Although medical science has made great progress in the past few decades in understanding cancer, mortality owing to that disease is still high. One key factor in predicting the patient’s clinical outcome is the detection of subtypes in an individual type of cancer. The aim of my master’s thesis was to use methods deriving from computer topology to determine subtypes in an individual type of cancer and to predict the patient’s clinical outcome.

 

Will you be using the findings from your thesis and the methodology in your further work? Could your findings contribute to the more rapid detection of cancer?

Given that topological methods have barely started being used in bioinformatics, there is a lot of scope for further research. The method we developed in the master’s thesis constitutes a state of the art method, first used in data on gene expression in cancer tissue. Since we obtained very interesting results, of course I want to test the functioning of the method on other data. As we know, cancer is a very complex disease, where the causal factors and the actual development of the disease are hard to define. For this reason it is difficult for me to say whether the method we developed will help in the more rapid detection of the disease. Yet in any event it will help us understand the disease better. Categorising patients into smaller subgroups will help in formulating personalised approaches to treating cancer.

 

You are continuing your career in Austria. Could you describe briefly what you are doing in Graz and how the knowledge you acquired at FRI is helping you in this?
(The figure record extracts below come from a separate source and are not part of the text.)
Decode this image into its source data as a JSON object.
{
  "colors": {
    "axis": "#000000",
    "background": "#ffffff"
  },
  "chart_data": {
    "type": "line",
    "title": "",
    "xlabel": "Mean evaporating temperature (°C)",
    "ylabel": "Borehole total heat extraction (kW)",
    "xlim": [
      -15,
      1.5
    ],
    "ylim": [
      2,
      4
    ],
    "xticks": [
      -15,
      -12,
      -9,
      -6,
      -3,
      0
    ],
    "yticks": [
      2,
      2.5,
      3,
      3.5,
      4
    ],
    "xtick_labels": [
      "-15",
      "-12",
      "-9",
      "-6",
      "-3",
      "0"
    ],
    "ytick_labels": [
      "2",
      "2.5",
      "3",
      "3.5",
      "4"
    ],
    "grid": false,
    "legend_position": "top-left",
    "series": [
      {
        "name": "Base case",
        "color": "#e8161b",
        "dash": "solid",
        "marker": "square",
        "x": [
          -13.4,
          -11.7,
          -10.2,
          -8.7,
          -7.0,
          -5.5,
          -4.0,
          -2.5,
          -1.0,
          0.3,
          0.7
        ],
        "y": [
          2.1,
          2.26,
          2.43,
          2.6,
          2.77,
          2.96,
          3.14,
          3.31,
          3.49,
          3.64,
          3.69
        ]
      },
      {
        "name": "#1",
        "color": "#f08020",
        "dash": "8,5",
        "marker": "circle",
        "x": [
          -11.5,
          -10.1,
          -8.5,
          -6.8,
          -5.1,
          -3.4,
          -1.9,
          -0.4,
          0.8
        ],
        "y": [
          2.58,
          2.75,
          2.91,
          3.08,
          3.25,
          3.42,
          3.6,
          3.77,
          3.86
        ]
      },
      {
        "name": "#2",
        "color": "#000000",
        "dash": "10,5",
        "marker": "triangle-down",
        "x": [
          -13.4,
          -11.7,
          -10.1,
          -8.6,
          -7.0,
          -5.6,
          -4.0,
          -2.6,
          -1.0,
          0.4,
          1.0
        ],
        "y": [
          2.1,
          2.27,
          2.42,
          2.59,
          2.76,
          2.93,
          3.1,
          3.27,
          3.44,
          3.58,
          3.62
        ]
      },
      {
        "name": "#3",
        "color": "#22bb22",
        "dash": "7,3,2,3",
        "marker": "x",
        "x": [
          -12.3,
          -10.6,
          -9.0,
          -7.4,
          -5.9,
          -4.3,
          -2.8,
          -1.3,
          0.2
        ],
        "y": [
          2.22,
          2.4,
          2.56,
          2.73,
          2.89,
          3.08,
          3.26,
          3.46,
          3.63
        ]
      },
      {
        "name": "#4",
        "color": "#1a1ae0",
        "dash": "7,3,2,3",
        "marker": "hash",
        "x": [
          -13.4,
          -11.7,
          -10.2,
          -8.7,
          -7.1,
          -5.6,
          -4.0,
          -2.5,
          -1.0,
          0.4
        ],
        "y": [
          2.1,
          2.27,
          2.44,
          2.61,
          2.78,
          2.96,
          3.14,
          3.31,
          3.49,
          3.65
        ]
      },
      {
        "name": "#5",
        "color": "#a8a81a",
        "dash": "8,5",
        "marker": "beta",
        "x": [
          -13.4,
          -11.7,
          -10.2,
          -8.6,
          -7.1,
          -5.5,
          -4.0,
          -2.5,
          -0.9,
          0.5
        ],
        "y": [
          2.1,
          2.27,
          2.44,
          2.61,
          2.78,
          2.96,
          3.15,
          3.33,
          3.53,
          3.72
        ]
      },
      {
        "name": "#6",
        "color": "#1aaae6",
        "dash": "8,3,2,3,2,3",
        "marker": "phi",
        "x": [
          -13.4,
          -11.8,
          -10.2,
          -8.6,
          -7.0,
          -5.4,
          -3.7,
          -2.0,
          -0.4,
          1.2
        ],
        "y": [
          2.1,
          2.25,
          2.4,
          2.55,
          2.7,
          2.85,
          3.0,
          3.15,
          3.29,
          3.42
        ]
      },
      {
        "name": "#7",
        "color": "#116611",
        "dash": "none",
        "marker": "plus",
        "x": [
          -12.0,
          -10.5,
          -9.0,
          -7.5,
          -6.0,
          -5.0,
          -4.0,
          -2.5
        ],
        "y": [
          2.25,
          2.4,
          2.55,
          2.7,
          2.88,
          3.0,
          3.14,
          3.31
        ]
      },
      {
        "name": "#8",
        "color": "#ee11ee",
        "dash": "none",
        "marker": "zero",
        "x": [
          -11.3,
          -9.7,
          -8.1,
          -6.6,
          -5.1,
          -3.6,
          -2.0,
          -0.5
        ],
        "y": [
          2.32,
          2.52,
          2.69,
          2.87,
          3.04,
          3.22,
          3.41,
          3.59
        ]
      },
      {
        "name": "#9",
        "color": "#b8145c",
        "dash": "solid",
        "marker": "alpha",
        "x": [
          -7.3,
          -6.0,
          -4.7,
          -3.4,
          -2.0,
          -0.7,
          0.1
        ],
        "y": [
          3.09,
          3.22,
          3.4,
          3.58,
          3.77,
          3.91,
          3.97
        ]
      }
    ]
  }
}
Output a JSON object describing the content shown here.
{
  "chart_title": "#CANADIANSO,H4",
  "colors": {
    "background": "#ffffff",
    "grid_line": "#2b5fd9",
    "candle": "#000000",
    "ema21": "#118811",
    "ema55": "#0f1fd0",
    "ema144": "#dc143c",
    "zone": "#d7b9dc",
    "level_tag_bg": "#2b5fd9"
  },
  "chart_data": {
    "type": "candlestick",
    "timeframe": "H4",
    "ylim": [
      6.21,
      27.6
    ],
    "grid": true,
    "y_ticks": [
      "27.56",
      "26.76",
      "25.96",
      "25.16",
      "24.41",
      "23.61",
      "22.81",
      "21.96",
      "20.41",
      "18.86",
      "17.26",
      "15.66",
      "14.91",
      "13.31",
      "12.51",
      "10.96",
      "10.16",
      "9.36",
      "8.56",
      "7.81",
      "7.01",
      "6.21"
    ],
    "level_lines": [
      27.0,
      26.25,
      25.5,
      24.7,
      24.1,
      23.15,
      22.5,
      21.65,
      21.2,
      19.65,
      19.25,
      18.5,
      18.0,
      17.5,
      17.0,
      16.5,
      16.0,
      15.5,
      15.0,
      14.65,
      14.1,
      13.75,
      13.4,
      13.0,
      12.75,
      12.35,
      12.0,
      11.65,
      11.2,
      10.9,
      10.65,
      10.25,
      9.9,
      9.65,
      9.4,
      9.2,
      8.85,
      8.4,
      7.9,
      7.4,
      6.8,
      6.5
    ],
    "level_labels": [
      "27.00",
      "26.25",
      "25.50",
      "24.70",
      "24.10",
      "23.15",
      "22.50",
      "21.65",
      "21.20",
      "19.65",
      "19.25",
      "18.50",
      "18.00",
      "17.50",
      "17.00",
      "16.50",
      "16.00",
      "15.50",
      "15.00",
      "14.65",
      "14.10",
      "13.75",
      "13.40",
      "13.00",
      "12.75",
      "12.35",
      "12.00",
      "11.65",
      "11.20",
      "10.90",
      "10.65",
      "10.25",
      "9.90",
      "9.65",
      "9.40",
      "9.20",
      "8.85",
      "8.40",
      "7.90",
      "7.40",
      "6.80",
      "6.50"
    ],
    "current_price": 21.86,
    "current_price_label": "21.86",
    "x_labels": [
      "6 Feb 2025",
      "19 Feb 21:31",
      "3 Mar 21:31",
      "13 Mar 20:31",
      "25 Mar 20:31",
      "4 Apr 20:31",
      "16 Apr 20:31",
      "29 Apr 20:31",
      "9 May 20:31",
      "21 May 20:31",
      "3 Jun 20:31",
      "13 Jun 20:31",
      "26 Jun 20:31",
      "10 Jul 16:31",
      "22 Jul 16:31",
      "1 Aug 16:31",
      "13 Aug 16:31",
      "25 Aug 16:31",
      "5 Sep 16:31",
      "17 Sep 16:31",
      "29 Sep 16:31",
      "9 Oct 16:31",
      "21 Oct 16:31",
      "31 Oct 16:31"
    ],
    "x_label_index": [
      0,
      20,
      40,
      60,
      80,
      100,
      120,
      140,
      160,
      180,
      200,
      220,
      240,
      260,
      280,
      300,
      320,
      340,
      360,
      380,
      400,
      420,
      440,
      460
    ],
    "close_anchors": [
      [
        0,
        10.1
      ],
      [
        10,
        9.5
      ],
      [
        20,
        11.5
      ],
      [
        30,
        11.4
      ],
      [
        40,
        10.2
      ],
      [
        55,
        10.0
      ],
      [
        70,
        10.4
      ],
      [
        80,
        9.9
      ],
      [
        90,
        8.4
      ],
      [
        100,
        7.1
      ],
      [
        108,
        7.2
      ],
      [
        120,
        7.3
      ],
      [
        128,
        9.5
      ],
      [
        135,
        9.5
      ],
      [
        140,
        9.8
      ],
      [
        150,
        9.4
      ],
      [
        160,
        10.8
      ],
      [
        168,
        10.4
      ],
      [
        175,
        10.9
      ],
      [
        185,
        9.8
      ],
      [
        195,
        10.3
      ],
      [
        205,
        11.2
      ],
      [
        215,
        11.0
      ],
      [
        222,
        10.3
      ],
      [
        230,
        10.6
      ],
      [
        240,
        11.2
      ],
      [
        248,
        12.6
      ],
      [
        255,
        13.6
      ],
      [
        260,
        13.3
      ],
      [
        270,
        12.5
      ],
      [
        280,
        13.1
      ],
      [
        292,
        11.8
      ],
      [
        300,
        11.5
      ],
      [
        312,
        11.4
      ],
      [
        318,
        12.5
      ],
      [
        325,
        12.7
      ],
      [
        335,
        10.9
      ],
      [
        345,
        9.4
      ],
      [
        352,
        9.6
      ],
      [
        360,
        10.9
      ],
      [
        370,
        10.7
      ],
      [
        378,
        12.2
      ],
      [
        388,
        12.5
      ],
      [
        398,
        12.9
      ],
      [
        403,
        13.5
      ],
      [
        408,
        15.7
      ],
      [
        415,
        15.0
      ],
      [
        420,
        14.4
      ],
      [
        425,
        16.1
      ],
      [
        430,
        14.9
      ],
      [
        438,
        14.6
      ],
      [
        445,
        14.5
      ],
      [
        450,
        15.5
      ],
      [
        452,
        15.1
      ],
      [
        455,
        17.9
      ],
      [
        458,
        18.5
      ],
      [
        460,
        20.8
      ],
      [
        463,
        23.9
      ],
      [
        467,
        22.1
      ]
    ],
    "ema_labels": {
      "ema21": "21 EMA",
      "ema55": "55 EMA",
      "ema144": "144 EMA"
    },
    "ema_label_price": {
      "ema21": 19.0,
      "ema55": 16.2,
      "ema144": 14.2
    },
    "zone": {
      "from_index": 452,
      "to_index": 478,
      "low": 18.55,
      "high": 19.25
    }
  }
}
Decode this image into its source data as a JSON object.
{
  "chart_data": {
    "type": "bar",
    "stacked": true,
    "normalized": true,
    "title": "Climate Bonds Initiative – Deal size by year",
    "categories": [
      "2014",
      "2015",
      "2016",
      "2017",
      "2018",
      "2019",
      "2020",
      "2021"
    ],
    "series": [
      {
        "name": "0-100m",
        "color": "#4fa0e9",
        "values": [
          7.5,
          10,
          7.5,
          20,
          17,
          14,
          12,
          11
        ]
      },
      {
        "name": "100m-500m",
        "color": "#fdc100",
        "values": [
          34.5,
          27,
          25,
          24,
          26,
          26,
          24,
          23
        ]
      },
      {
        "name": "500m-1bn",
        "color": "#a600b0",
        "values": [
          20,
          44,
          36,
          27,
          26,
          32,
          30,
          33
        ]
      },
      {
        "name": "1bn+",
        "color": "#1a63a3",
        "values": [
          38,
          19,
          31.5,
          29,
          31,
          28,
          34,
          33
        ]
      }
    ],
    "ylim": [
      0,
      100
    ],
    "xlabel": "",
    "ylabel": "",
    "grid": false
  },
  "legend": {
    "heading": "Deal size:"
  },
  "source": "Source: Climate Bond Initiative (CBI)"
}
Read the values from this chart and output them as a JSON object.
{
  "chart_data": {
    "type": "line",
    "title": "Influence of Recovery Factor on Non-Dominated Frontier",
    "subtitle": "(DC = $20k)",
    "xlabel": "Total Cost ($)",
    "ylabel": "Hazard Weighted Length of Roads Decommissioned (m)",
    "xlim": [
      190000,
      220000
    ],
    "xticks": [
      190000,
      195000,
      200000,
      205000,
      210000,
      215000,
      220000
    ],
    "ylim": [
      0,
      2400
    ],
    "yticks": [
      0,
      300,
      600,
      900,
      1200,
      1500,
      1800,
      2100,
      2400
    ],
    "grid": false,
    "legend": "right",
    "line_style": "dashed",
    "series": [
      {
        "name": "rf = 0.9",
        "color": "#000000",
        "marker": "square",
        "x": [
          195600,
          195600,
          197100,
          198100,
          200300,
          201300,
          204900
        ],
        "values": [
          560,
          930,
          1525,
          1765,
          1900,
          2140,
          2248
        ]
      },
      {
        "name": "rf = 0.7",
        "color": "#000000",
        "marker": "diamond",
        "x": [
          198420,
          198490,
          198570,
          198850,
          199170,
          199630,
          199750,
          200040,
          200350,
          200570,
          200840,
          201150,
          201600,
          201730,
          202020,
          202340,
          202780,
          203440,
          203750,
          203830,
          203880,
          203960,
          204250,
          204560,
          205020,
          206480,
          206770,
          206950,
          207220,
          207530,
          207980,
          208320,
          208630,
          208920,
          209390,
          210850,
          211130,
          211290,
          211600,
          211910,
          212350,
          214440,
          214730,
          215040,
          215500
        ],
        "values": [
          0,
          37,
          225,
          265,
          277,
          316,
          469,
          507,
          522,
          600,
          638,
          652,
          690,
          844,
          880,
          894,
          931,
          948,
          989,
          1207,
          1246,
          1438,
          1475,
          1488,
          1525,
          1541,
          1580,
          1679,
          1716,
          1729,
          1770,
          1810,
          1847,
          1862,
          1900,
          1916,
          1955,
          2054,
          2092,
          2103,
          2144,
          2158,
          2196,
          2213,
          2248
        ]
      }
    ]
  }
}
At the Centre for Medical Research at the Medical University of Graz I am working as a bioinformatics specialist. One of my first tasks was to set up the entire IT infrastructure for bioinformatic analysis. In this my familiarity with Linux administration and parallel processing proved very useful. One of my duties is to maintain the server, where I integrate existing bioinformatics tools or develop and integrate my own algorithms. Another duty is to actually analyse bioinformatic data in combination with various algorithms. The skills I apply in this were for the most part acquired at FRI.